In order to move their activities forward, business leaders routinely need to work at pushing forward new ideas, work at getting them approved, and overcome significant obstacles. Here, we’ll discuss just one: Hiring Freezes.
Companies are always hiring even with ‘hiring freezes’ in effect. While at Autodesk, early in my career, I used to be amazed at how we would have hiring freezes in effect, yet at the same time we would see someone new starting—sometimes almost daily.
A VP and mentor at the time described it this way, ‘…sometimes you have to change the tools in the tool bag.’ He’s quite right. If your tool bag still has plumbing tools in it from your last handy-man activity, and now you need to fix light fixtures, well, you need to change tools. Same thing applies at work—it just isn’t that great when you’re the tool being put on the shelf.

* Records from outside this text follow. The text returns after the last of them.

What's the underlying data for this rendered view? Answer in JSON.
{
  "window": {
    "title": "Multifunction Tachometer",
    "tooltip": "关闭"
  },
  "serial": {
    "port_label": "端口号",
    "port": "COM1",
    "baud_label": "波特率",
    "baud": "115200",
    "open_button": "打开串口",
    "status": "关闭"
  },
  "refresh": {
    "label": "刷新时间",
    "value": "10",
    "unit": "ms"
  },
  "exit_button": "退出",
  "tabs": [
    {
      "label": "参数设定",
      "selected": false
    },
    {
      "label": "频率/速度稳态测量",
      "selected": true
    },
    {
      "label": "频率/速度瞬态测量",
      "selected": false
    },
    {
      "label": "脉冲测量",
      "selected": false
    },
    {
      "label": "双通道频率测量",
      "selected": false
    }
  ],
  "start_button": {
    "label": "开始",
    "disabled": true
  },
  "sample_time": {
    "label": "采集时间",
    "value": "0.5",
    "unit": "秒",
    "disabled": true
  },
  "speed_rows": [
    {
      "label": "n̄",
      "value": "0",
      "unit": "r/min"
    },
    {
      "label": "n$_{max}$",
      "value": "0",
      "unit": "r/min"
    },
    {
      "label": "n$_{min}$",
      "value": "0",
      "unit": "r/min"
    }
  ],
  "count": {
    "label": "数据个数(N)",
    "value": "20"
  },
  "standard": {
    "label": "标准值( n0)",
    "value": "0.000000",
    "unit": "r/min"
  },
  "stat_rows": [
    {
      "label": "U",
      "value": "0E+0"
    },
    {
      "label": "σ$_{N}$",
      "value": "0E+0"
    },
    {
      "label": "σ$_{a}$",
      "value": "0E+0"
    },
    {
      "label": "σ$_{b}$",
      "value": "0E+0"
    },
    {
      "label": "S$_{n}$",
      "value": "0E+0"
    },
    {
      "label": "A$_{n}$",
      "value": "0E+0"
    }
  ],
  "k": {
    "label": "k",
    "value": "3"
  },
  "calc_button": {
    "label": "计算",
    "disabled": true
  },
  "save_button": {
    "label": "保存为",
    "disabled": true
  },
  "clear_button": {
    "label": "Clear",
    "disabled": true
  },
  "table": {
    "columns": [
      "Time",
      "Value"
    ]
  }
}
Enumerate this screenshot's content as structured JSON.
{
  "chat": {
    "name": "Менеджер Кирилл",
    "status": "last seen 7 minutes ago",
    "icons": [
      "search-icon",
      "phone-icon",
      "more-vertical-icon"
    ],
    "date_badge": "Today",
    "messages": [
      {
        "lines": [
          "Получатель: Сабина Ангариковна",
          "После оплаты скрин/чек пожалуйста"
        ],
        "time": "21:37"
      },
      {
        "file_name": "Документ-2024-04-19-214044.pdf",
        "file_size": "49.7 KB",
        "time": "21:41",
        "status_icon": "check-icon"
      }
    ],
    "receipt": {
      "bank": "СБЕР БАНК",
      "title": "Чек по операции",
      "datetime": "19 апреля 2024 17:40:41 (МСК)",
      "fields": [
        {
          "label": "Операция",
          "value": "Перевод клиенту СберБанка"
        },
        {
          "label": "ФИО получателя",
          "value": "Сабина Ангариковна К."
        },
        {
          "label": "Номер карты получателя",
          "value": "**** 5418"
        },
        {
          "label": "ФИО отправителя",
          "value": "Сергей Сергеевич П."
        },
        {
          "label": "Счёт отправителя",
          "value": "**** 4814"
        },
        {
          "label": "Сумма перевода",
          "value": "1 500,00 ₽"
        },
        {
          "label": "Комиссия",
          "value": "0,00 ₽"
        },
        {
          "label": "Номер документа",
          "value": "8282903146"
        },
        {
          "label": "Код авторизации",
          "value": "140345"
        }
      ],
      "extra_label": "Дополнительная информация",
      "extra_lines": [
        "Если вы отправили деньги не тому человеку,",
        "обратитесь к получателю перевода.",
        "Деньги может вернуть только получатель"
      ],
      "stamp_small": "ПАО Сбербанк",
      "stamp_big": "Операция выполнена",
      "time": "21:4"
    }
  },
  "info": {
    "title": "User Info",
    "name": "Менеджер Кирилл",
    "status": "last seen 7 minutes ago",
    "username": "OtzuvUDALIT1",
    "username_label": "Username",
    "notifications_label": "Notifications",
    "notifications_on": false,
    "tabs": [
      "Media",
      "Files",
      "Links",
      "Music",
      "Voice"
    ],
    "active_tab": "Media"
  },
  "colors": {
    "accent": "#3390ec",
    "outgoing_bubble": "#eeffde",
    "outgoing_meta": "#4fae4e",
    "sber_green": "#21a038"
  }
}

If you need to bring on board ‘new tools,’ how do you do that in the midst of a hiring freeze? The reality is—hiring freeze notwithstanding—if there is a job to be done, and you need a skill that you don’t have in place, you may simply need to acquire new talent. The approach I’ve used successfully over the years is to build a business case…just as for a major capital asset purchase.
Building a ‘business case’ is a process by which you clearly identify what you are to accomplish, what you need to accomplish it, costs, and other justifications for doing so. To read this can seem condescending. Yet I’ve found many senior managers do not understand this.
Adding an employee to the team is itself a major investment.
Why not treat it like one?
Each request I have sought for a new-hire in the midst of a hiring freeze, has been successful. Fellow managers have asked me, “We’re in a hiring freeze. How did you get to add new staff?” The answer is short: I built a business case, made my pitch to the CEO (president, or key decision maker), and got the approval.
Often, managers intangibly ‘know’ they need additional staff, and simply ‘ask the boss.’ Of course, the expected answer is likely a simple, “No.” Going through the motions of building a business case serves to help validate the need, lay out benefits and costs. In parallel, there is also a fair amount of ‘surrounding’ effort involved.
For instance, you need to be having discussions with HR, Finance (to name two), and other key internal leaders. Discussions with your HR manager will help uncover any gotchas. You may even find existing internal staff elsewhere: approval for an internal transfer is often easier than for a new-hire. HR can provide confirmation of target salaries (e.g. costs).
Having discussions early in the process helps ensure he or she is on board with your request. Your HR manager’s agreement with your need is important: in many organizations if HR does not back you, or at least validate data, your request is toast.
Talking with the Finance team is also important. Depending on the organization, you may need to make sure the Chief Financial Officer is onboard as well. There’s nothing like asking the President to spend money, only to have Finance (the CFO, Controller, or Treasurer) tell him the additional funds don’t exist. Knowing your company’s cash position and general financial condition is critical—for any major investment
In the end, if your peer managers, the CFO, and HR, are all aligned with your stated goals, you have a very good chance of success. Odds are good that the CEO (or key decision maker) will defer their decision until they’ve had a chance to confer with these very people. They cannot, most likely will not, provide support for your request if you’ve not prepared them beforehand.
How you approach this type of process reflects on your ability as a leader to be a team player, to comprehend the Big Picture, and show whether you’re ready for a bigger picture—yourself.